Over the last few years, 60 Plus has received at least $16.6M from American Encore (formerly known as the Center To Protect Patient Rights), a 501(c )(4) run by Arizona-based political consultant Sean Noble. 60 Plus has used some of that money to run ads against candidates - sometimes having little to do with the seniors' issues it is supposedly focused on - and has passed some of that on to similar organizations*.

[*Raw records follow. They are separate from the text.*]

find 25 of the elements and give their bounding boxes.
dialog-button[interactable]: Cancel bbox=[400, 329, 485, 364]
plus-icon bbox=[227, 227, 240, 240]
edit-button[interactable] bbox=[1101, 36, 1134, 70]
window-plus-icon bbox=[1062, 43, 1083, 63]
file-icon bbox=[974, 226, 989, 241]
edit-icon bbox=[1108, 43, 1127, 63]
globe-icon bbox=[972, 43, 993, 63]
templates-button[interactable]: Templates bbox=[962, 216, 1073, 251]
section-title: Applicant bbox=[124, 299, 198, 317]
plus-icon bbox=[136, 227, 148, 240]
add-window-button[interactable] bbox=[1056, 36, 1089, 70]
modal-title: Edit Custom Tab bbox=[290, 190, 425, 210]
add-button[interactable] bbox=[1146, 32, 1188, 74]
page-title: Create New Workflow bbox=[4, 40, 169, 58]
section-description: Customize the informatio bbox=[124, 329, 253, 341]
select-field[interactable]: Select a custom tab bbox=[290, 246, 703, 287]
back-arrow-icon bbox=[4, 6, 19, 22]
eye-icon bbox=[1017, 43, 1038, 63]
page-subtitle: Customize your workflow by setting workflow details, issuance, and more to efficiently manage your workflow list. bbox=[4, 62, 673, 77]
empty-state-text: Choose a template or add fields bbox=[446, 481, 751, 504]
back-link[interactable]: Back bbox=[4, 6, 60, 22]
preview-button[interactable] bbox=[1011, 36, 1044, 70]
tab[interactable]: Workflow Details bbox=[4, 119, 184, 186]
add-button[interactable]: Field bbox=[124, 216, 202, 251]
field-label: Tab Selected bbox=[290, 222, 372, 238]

2) Moyer dings Goddard for his "inaction". Goddard had no obligation - and, probably no inclination - to take action before the election. His office received it less than three business days before the election, and he had 20 days before action had to be taken. He should have transferred it to a non-conflicted prosecutor immediately, or within the 20 days. However, that did not prevent the complaint from being forwarded to the MCAO in January. (Neither Goddard's nor Horne's office responded to repeated efforts by Arizona's Politics to ascertain the disposition, and the latter did not announce the transfer; Arizona's Politics was later surprised when the case popped up in court in 2012.)
BOTTOM LINE
Whether or not Michele Reagan takes the significant step of denouncing the 60 Plus commercial benefitting her candidacy for Secretary of State is her decision; asking that it be pulled would seem to have a potential political payoff exceeding the value of yet another negative ad on TV - especially if 60 Plus complied with her demand.
But, for Reagan to avoid a denunciation by hiding behind a false equivalency claim that her opponent denounce an expenditure that did not benefit him four years ago is wrong.
* Such inter-organization "grants" are more likely designed to help entities reach their 51% "social welfare" mission than to hide already-hidden donors' identities.